The TiC Rules also require publicly posting machine‑readable files detailing (i) in‑network provider rates, (ii) out‑of‑network allowed amounts and billed charges, and (iii) negotiated rates and historical net prices for covered prescription drugs. While this requirement was technically in effect earlier, plans saw some relief as a result of two different non‑enforcement policies. Those non‑enforcement policies were revoked on September 27, 2023. More information is available in our blog post discussing this revocation.
FAQ on Low‑Utilization Items and Services
The Departments recognize that estimates may not be accurate for items and services with extremely low utilization rates. Accordingly, in this FAQ they announced that they are likely to exercise discretion to not bring an enforcement action where a plan fails to provide certain information with respect to these items and services. This exercise of discretion is limited to cost‑sharing information otherwise required to be provided to the participant or beneficiary (through the self‑service tool or in hard copy or by phone) where:
- The cost estimate would need to be based on past claims data AND
- There have been fewer than 20 claims in the past three years.
In these cases, the self‑service tool should indicate that the item or service is covered, but that a cost estimate is not available pursuant to the TiC Rules due to insufficient data, and should encourage the individual to contact the plan for more information on applicable cost‑sharing requirements. Where the participant or beneficiary reaches out to the plan directly (rather than using the self‑service tool), the plan should provide all available relevant information (e.g., information available on the Summary of Benefits and Coverage, or the portion of costs that the individual will be responsible for).

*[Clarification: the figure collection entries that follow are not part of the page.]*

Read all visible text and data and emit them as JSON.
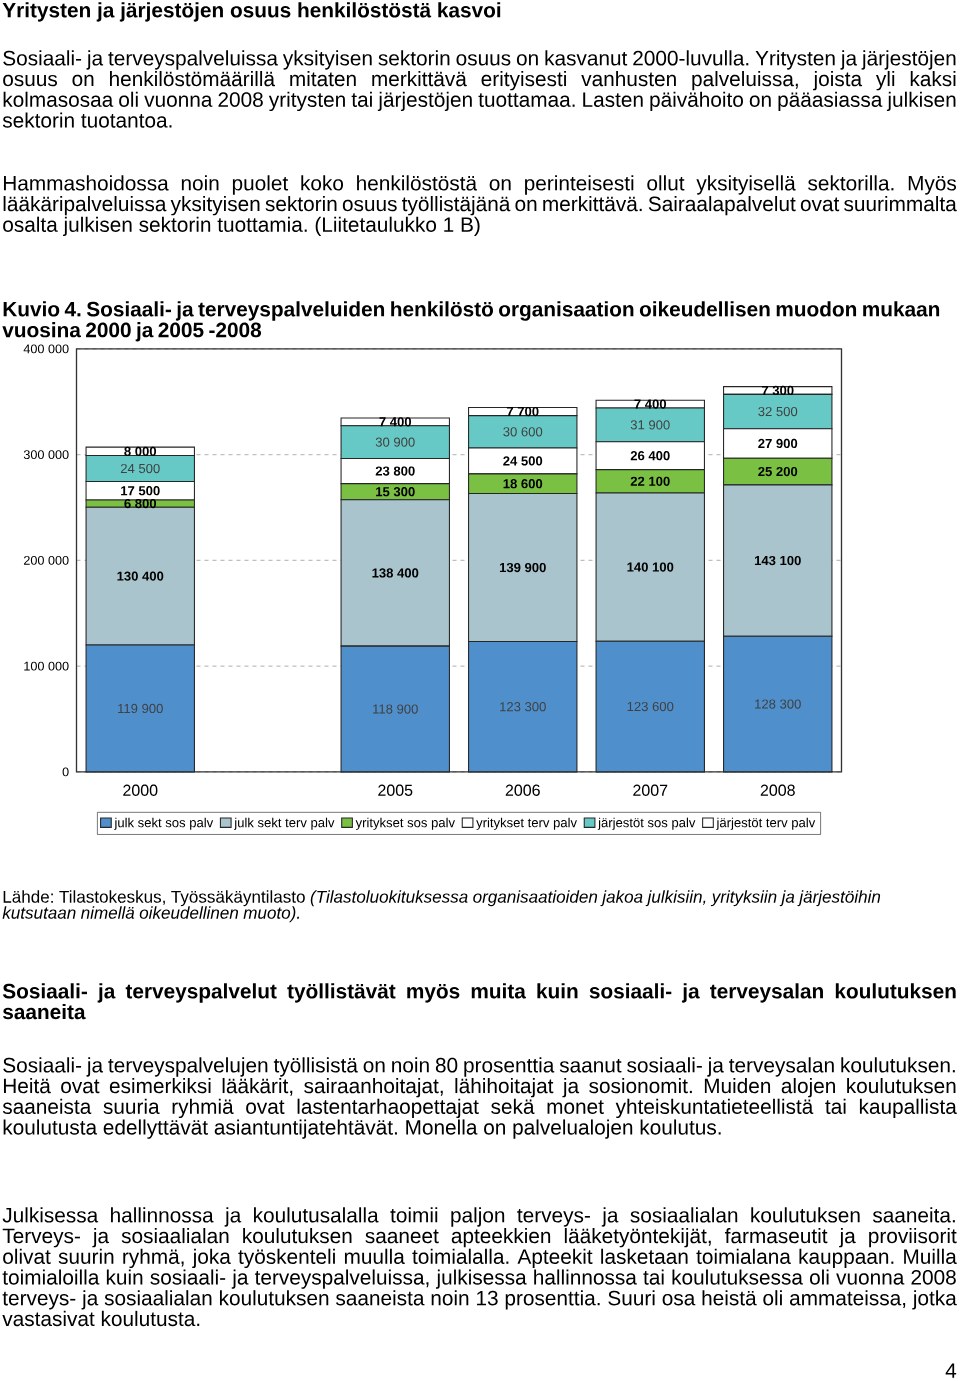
{
  "chart_data": {
    "type": "bar",
    "stacked": true,
    "title": "Kuvio 4. Sosiaali- ja terveyspalveluiden henkilöstö organisaation oikeudellisen muodon mukaan vuosina 2000 ja 2005 -2008",
    "categories": [
      "2000",
      null,
      "2005",
      "2006",
      "2007",
      "2008"
    ],
    "series": [
      {
        "name": "julk sekt sos palv",
        "color": "#4f8fcc",
        "values": [
          119900,
          null,
          118900,
          123300,
          123600,
          128300
        ],
        "value_labels": [
          "119 900",
          null,
          "118 900",
          "123 300",
          "123 600",
          "128 300"
        ]
      },
      {
        "name": "julk sekt terv palv",
        "color": "#a9c4cc",
        "values": [
          130400,
          null,
          138400,
          139900,
          140100,
          143100
        ],
        "value_labels": [
          "130 400",
          null,
          "138 400",
          "139 900",
          "140 100",
          "143 100"
        ]
      },
      {
        "name": "yritykset sos palv",
        "color": "#7ac143",
        "values": [
          6800,
          null,
          15300,
          18600,
          22100,
          25200
        ],
        "value_labels": [
          "6 800",
          null,
          "15 300",
          "18 600",
          "22 100",
          "25 200"
        ]
      },
      {
        "name": "yritykset terv palv",
        "color": "#ffffff",
        "values": [
          17500,
          null,
          23800,
          24500,
          26400,
          27900
        ],
        "value_labels": [
          "17 500",
          null,
          "23 800",
          "24 500",
          "26 400",
          "27 900"
        ]
      },
      {
        "name": "järjestöt sos palv",
        "color": "#66c9c6",
        "values": [
          24500,
          null,
          30900,
          30600,
          31900,
          32500
        ],
        "value_labels": [
          "24 500",
          null,
          "30 900",
          "30 600",
          "31 900",
          "32 500"
        ]
      },
      {
        "name": "järjestöt terv palv",
        "color": "#ffffff",
        "values": [
          8000,
          null,
          7400,
          7700,
          7400,
          7300
        ],
        "value_labels": [
          "8 000",
          null,
          "7 400",
          "7 700",
          "7 400",
          "7 300"
        ]
      }
    ],
    "ylim": [
      0,
      400000
    ],
    "yticks": [
      0,
      {
        "value": 100000,
        "label": "100 000"
      },
      {
        "value": 200000,
        "label": "200 000"
      },
      {
        "value": 300000,
        "label": "300 000"
      },
      {
        "value": 400000,
        "label": "400 000"
      }
    ],
    "grid": "y",
    "legend": "bottom",
    "annotations": [
      "Yritysten ja järjestöjen osuus henkilöstöstä kasvoi",
      "Sosiaali- ja terveyspalveluissa yksityisen sektorin osuus on kasvanut 2000-luvulla. Yritysten ja järjestöjen osuus on henkilöstömäärillä mitaten merkittävä erityisesti vanhusten palveluissa, joista yli kaksi kolmasosaa oli vuonna 2008 yritysten tai järjestöjen tuottamaa. Lasten päivähoito on pääasiassa julkisen sektorin tuotantoa.",
      "Hammashoidossa noin puolet koko henkilöstöstä on perinteisesti ollut yksityisellä sektorilla. Myös lääkäripalveluissa yksityisen sektorin osuus työllistäjänä on merkittävä. Sairaalapalvelut ovat suurimmalta osalta julkisen sektorin tuottamia. (Liitetaulukko 1 B)",
      "Lähde: Tilastokeskus, Työssäkäyntilasto *(Tilastoluokituksessa organisaatioiden jakoa julkisiin, yrityksiin ja järjestöihin kutsutaan nimellä oikeudellinen muoto).*",
      "Sosiaali- ja terveyspalvelut työllistävät myös muita kuin sosiaali- ja terveysalan koulutuksen saaneita",
      "Sosiaali- ja terveyspalvelujen työllisistä on noin 80 prosenttia saanut sosiaali- ja terveysalan koulutuksen. Heitä ovat esimerkiksi lääkärit, sairaanhoitajat, lähihoitajat ja sosionomit. Muiden alojen koulutuksen saaneista suuria ryhmiä ovat lastentarhaopettajat sekä monet yhteiskuntatieteellistä tai kaupallista koulutusta edellyttävät asiantuntijatehtävät. Monella on palvelualojen koulutus.",
      "Julkisessa hallinnossa ja koulutusalalla toimii paljon terveys- ja sosiaalialan koulutuksen saaneita. Terveys- ja sosiaalialan koulutuksen saaneet apteekkien lääketyöntekijät, farmaseutit ja proviisorit olivat suurin ryhmä, joka työskenteli muulla toimialalla. Apteekit lasketaan toimialana kauppaan. Muilla toimialoilla kuin sosiaali- ja terveyspalveluissa, julkisessa hallinnossa tai koulutuksessa oli vuonna 2008 terveys- ja sosiaalialan koulutuksen saaneista noin 13 prosenttia. Suuri osa heistä oli ammateissa, jotka vastasivat koulutusta.",
      "4"
    ]
  }
}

After a number of delays, the Departments are now looking to enforce the TiC Rules, but appear to recognize that there are certain costs and services where accurate estimates are difficult to produce and an estimate based on the data available might not be useful to participants and beneficiaries. Plan sponsors should be focused on compliance with the TiC Rules given their applicability beyond the 500 listed items and services from last year, and look to guidance by the Departments as questions like this arise.